Irked by the rise in the euro, European finance ministers Monday welcomed Washington's statements that a strong dollar was in the economic interests of the U.S.
The finance chiefs of the 13 countries that use the euro as their currency also called on Beijing to allow the yuan to appreciate against the euro and said top European officials would travel to China this year to discuss the matter with their counterparts.

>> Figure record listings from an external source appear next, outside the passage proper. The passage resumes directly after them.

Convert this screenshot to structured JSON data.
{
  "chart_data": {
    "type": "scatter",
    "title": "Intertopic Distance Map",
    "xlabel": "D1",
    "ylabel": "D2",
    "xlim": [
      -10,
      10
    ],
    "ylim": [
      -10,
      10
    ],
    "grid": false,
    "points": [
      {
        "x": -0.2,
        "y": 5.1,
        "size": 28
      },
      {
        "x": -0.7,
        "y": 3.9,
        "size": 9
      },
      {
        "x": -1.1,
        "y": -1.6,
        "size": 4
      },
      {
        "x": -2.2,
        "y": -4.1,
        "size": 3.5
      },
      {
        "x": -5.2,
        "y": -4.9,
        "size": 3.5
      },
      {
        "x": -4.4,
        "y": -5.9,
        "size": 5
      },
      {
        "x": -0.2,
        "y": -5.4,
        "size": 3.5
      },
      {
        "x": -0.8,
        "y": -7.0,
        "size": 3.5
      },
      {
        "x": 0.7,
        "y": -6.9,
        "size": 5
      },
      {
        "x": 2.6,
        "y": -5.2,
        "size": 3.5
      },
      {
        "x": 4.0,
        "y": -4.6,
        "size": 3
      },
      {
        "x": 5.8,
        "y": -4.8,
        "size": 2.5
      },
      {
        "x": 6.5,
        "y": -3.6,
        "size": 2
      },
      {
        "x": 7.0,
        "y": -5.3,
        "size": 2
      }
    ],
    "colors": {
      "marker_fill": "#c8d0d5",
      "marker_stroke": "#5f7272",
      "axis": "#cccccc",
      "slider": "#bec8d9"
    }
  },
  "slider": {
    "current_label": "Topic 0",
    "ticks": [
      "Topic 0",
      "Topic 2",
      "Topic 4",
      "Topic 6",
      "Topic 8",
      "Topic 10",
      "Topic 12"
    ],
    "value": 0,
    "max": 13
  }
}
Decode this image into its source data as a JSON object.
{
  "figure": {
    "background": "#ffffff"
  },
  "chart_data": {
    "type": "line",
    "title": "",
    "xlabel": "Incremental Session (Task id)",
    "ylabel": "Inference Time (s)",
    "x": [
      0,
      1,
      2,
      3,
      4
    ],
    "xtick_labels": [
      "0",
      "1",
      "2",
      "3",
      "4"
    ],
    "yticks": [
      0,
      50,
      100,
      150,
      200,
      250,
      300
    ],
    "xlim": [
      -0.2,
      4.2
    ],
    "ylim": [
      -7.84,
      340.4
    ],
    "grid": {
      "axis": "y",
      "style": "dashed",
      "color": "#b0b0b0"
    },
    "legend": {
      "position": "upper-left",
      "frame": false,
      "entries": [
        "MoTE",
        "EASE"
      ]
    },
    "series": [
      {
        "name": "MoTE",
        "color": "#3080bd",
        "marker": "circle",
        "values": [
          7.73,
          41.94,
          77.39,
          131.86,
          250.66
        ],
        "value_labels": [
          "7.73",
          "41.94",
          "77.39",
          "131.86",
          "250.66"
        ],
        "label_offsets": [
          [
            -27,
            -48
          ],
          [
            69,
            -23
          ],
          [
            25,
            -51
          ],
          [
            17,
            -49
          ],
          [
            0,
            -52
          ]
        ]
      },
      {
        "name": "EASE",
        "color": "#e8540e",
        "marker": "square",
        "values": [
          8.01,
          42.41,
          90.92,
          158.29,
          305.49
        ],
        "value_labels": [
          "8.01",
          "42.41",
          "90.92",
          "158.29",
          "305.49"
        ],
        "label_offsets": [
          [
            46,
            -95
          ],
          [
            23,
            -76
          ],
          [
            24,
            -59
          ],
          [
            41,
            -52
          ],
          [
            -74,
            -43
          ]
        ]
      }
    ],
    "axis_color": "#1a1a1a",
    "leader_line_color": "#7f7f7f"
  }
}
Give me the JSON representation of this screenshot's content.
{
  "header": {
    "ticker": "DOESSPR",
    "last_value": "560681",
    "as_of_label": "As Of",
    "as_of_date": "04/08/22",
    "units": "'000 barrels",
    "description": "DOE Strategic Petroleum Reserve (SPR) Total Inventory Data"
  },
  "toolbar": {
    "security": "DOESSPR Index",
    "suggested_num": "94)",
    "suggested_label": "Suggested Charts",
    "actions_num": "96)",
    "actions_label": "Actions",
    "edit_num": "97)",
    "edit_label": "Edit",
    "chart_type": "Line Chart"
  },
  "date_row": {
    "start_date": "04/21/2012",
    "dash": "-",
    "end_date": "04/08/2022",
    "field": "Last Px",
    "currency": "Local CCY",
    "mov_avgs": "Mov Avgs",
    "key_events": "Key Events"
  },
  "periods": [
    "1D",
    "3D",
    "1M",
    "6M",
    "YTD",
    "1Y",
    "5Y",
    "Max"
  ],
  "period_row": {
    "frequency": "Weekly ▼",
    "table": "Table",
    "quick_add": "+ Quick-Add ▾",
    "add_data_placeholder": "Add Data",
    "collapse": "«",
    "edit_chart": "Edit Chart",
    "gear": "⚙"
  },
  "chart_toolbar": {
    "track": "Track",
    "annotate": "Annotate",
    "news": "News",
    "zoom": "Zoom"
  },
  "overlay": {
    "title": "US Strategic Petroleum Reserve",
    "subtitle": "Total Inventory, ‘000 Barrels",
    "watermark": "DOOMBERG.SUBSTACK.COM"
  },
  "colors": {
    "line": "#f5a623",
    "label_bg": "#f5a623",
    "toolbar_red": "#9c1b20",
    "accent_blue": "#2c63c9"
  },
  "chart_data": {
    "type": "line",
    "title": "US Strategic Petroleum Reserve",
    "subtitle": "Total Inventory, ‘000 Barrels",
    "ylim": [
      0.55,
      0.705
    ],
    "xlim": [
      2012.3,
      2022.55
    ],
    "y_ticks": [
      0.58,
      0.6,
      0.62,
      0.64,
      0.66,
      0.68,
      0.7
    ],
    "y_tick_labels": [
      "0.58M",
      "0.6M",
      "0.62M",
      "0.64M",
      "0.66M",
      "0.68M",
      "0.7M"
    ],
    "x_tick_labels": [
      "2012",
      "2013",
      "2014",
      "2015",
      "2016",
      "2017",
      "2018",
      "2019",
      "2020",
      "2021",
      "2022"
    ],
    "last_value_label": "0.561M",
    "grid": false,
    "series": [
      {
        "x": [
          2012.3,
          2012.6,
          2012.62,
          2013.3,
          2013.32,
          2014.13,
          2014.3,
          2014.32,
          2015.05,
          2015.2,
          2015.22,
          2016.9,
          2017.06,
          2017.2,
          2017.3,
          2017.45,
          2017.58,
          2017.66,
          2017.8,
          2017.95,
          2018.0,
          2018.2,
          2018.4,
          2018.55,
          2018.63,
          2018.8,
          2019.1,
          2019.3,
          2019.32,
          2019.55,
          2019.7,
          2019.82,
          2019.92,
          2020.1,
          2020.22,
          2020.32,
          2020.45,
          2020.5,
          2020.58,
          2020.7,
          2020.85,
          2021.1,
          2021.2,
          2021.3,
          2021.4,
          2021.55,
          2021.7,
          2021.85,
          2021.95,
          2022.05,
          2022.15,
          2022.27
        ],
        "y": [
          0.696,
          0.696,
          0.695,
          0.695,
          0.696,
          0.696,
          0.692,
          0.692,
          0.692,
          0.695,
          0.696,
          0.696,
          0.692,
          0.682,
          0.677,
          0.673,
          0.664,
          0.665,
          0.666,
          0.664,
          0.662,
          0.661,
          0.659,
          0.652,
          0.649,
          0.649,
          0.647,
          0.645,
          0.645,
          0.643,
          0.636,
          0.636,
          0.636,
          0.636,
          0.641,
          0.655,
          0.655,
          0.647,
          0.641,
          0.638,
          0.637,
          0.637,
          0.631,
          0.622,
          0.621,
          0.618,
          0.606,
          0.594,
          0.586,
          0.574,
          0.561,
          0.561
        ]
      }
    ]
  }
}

"In emerging economies with large and growing current-account surpluses, especially China, it is desirable that effective exchange rates move so that necessary adjustments will occur," Jean-Claude Juncker, Luxembourg's prime minister and finance minister, said at a news conference after chairing the meeting in Luxembourg.
Juncker will travel to China with European Central Bank President Jean-Claude Trichet and the European Union's monetary affairs commissioner.
Juncker did not join some ministers, such as Germany's Peer Steinbrueck, in saying a strong euro reflected a strong European economy that could ride out problems.
Europe is starting to feel the bite as the U.S. dollar plummets, making French wine, Italian fashion and German cars more expensive in the U.S., the EU's main export market.
Last week, employer group BusinessEurope said that the euro, trading at more than $1.40, had crossed a "pain threshold" for European companies. On Monday, the euro edged down to $1.405 from $1.414 late Friday.
The European Commission, the EU's governing body, contends the euro has already paid off by making the region more resilient to outside shocks, such as last year's oil price spikes.